Silicon transistors are two dimensional devices constructed from wafers making it critical that MLIPs are able to simulate not just bulk materials with periodic boundaries but also at surface terminations. The crystalline nature of many materials means that there are a few preferential surface terminations that have significantly lower energies. The lowest energy surface terminations dictate the structure observed experimentally as well as how the material is faceted. For silicon, the diamond cubic crystal structure has two common surface terminations, defined by crystal lattice planes (1, 0, 0) and (1, 1, 1), the latter of which has lower energy and is therefore experimentally observed.
We simulate both surfaces with PHIN-atomic and compare it to the accuracy of classical and pretrained foundation models compared to DFT. The predictions from PHIN and DFT data are nearly indistinguishable in Figure 4, while all the other models significantly misestimate the surface energy. This quality of agreement is possible due to PHIN-atomic’s ability to actively learn any structures it is uncertain about. This means that the model is accurate not for the final structure, but of all the structures throughout the relaxations, which is necessary to arrive at the correct final structure.
Creating pristine silicon ingots with near zero defects uses a continuous solidification process by drawing solid silicon from a molten bath.

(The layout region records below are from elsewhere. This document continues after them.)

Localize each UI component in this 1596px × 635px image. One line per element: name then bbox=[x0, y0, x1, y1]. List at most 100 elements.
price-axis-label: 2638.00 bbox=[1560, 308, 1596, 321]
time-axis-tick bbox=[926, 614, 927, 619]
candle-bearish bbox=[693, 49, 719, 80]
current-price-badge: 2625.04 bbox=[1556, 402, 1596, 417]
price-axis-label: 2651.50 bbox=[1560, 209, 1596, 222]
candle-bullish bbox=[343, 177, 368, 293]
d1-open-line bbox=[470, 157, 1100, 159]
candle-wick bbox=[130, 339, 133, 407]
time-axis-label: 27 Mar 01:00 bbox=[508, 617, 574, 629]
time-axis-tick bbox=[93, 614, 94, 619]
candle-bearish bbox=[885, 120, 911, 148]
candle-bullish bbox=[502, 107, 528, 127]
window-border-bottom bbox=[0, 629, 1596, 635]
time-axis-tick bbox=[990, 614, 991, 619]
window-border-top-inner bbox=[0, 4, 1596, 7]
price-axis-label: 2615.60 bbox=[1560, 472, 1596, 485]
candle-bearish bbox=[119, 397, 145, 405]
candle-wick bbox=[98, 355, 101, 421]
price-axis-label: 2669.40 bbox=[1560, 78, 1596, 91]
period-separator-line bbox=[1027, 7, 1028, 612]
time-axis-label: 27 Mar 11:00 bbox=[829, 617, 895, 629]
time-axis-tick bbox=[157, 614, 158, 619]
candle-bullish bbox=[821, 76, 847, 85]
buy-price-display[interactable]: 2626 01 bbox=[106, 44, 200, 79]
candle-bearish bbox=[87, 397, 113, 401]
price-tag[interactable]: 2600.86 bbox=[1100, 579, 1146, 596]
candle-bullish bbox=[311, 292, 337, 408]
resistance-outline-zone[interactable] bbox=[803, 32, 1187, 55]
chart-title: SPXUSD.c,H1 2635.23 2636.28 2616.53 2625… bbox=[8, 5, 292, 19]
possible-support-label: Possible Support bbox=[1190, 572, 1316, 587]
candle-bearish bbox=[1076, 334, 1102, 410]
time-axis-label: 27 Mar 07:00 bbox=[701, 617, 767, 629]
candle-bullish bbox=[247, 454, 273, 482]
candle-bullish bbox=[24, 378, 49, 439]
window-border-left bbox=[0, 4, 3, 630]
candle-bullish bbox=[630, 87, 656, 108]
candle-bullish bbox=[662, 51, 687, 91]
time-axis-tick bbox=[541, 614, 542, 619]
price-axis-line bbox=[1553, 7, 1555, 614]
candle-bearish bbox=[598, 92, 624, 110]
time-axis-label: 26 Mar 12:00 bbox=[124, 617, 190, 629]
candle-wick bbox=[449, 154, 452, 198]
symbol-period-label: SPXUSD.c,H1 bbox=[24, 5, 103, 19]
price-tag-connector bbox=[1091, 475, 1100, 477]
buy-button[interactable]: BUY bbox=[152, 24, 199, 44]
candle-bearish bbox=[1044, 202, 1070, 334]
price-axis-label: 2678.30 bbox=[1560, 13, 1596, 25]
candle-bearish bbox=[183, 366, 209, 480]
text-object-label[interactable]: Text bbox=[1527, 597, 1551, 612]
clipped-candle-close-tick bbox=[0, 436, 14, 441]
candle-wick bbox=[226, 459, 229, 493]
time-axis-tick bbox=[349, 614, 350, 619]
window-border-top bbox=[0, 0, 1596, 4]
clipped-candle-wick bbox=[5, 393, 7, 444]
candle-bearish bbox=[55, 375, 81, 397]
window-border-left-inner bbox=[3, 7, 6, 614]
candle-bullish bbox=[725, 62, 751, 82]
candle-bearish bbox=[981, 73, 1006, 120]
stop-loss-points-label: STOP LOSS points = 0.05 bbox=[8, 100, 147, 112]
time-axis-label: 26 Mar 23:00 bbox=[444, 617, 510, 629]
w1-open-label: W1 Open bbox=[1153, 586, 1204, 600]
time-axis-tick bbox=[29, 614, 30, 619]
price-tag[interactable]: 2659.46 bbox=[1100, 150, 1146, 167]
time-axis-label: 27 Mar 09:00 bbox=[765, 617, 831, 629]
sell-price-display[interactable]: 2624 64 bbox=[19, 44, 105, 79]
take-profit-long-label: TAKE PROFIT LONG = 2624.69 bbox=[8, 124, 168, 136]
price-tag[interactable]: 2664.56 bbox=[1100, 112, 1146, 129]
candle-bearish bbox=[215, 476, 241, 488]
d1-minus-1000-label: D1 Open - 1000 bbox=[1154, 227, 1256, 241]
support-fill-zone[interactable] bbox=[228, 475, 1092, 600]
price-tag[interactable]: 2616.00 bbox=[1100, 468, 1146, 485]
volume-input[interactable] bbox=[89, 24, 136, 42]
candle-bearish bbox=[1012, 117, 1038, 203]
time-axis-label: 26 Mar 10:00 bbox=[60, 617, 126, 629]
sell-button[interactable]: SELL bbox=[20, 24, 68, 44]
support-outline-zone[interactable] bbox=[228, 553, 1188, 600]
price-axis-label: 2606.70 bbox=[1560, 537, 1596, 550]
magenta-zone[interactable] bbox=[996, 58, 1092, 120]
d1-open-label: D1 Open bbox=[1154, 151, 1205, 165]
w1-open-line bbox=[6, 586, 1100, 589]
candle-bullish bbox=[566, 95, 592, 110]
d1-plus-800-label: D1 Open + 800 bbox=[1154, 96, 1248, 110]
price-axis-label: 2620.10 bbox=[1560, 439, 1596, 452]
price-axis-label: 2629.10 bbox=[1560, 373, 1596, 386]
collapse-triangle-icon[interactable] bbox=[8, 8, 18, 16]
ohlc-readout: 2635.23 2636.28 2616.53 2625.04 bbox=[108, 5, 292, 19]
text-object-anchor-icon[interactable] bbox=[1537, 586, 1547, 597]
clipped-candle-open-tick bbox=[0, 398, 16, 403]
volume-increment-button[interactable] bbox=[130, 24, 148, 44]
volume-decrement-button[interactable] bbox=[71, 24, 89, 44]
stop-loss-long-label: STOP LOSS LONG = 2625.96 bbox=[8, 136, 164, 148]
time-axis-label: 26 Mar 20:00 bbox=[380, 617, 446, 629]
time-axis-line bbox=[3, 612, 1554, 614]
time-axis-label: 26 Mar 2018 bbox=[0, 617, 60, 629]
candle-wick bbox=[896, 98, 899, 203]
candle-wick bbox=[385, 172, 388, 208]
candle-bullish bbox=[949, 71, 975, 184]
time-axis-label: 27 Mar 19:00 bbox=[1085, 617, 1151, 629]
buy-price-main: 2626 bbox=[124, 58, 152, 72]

The silicon crystallizes into a single crystal structure that is cut into wafers. Optimizing the solidification process of silicon is therefore essential for high yields in chips manufacturing. Historically, this melting process was optimized over decades using trial and error as the semiconductor industry matured. Painstaking decades of development resulted in near perfect single crystal ingots that are drawn from a melt.
With MLIPs, we can simulate the solidification process with high accuracy. The SLUSHI method for determining the melting process resembles the drawing of silicon from a melt. As seen in Figure 5a below, the structures are initialized with a 50-50 blend of crystalline and amorphous silicon. The structures are simulated at different temperatures to give the enthalpies of each structure. The solid-liquid phase transition is clearly demarcated by an increase in the enthalpy of the structure. The resulting phase transition temperature shows the accuracy of PHIN’s model to DFT and a clear improvement on foundation models.
As machine learning interatomic potentials move from materials discovery to materials development, it is critical that machine learning interatomic potentials are able to accurately simulate the material properties necessary for developing materials. Using silicon as a case study for semiconductor materials, we investigate using PHIN’s MLIP’s within PHIN-atomic to simulate the vacancy energy, surface energy, and melting temperature. For these three properties, it is clear that pretrained models are not capable of simulating them accurately. PHIN-atomic’s automated fine-tuning algorithm is critical to simulating properties of real materials and allows for subsequent exploration of novel material systems (e.g., wide-bandgap semiconductors, 2D materials) and device architectures (3D semiconductors), providing deep physical insight that guides the experimental synthesis and optimization process.